At the age of 19, not much had changed in my gender expression except that I had gone through puberty. In my first year of university, I attended a lecture on gender and sexuality as performed by a drag queen artist. It was on the floor of a dark auditorium that I learned the word ‘fluid.’ This new word—with its expansive definition of human attraction and identity—made sense to me in much the same way that the Kinsey Scale (a.k.a. the Heterosexual-Homosexual Rating Scale) did when I considered my own gender and sexual identities. I existed somewhere in between, and here was language with which to talk to about it with others. I started to claim ‘fluid’ as my sexual identity.

Discussion along these blurry lines continued into the next academic year as I learned about queer theory and queer politics. Professors, lecturers and students alike were claiming queer identities, refusing heteronormative assumptions of gender, expression and relationships. As I entered into my first romantic relationship with a woman, I began to claim ‘queer’ as my new sexual identity. ‘Bisexual’ was being exotically paraded and mocked on a MTV reality TV show and maintaining that I was attracted to both men and women worried my lesbian girlfriend. ‘Queer’ was the closest I could come to a safe-space where I could continue to be me.

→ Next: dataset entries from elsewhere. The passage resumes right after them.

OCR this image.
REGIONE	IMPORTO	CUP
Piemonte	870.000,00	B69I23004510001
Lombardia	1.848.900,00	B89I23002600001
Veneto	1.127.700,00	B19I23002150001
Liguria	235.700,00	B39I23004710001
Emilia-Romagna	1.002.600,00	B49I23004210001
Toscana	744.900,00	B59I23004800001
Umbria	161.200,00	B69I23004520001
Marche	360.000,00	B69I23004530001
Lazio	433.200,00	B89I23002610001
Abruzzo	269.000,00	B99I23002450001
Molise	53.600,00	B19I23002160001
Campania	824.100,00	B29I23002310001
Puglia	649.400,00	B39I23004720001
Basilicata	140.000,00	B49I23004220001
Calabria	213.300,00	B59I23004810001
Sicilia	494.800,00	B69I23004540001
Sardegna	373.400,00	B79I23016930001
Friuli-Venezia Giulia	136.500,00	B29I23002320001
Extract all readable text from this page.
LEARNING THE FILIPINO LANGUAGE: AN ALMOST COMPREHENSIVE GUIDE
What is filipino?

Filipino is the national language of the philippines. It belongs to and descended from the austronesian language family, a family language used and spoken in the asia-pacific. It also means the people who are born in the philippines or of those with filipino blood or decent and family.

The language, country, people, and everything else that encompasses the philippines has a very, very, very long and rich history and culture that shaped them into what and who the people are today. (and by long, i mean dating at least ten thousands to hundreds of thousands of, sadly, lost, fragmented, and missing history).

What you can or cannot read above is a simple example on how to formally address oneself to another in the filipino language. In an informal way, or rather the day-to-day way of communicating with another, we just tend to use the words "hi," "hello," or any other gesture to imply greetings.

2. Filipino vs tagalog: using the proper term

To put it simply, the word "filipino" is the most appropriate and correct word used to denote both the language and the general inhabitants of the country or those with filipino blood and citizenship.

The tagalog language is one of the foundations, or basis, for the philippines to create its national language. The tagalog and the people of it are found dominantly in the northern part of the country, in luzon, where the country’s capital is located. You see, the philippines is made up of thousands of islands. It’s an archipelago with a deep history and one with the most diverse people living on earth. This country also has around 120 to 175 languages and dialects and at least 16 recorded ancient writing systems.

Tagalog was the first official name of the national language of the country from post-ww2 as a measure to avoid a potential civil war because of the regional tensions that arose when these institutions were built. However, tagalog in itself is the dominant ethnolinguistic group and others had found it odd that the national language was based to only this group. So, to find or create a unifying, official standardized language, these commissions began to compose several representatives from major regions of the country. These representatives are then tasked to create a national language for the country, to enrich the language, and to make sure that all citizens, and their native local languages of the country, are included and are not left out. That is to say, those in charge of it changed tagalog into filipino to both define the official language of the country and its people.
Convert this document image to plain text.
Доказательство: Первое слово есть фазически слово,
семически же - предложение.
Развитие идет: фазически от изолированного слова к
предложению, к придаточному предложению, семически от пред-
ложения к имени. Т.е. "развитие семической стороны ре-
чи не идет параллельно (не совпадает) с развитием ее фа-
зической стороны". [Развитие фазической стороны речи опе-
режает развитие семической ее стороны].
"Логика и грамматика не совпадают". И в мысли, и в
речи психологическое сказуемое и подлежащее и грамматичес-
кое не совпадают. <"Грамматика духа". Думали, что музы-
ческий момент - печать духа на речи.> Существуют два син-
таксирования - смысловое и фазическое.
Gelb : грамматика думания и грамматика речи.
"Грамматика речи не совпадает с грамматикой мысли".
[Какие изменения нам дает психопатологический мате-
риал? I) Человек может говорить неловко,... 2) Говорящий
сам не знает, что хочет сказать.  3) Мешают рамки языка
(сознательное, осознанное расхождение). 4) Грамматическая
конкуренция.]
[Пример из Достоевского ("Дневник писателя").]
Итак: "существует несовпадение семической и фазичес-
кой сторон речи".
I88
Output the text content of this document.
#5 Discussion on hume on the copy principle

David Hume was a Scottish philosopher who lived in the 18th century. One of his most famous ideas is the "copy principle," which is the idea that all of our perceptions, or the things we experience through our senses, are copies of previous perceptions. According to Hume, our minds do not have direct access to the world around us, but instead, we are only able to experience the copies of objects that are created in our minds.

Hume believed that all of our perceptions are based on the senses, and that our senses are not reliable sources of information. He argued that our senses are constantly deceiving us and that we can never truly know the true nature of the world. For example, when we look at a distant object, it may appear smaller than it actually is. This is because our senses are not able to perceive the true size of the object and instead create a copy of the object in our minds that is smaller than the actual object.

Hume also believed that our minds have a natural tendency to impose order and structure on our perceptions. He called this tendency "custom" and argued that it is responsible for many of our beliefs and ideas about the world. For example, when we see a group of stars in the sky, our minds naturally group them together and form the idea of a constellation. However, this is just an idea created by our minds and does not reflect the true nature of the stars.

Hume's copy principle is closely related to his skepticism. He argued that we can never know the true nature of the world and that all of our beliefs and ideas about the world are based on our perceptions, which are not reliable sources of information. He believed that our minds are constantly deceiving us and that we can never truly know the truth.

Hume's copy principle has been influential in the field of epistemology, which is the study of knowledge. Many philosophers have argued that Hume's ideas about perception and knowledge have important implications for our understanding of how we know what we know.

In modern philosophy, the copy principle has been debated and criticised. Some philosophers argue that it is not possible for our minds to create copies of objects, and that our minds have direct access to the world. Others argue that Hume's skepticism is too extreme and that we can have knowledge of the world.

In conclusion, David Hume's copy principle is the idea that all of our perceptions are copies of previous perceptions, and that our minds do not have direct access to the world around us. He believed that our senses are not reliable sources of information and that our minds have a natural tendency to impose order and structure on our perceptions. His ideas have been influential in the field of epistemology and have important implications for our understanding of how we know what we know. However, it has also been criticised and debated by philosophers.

Years later, I still refuse to have my gender and sexual identities pigeonholed by others. I am in a legal, same-sex civil partnership but would never claim to be in a lesbian relationship. I have a tendency to assert my political identity as a feminist rather than rally around being a woman. On National Coming Out Day, I remind others that I am ‘bisexual’ because, sometimes, it matters to stand up and be counted.

Girl, Woman, Fluid, Queer, Bisexual: I carry these labels with me, not necessarily as identities but as affinities. I relate to these words, these political spaces, but I do not contain or represent them. Nor do they contain or represent me as a whole. But, sometimes, my representation of these affinities matters in order to challenge heteronormative assumptions, culture, and laws. On a practical level, it matters that my partner and I, along with countless other couples, cannot immigrate across national borders as a family unit. On a compassionate level, it matters that homophobia/biphobia/transphobia are motivation for bullying, hate crimes, and death. On a human level, it matters that women and women’s bodies are subjugated. Choosing to gather through these collective identities make political change possible, even if a certain amount of erasure of individuality must take place in order for it to succeed.

I live each day in this body, which is asked to identify itself on a regular basis, to be understood in explainable categories by others. I return to these labels over and over again, to these intersections of my identity, but I don’t often utter the word that matters most to me: love. There is no politically powerful word that indicates one human loving another, and yet my strongest affinity is with love.  From a relationship with the divine to the intimacy of my romantic partnership to the daily interactions with other human beings who inhabit my community, to identify with love, for me, is to have who I am explained.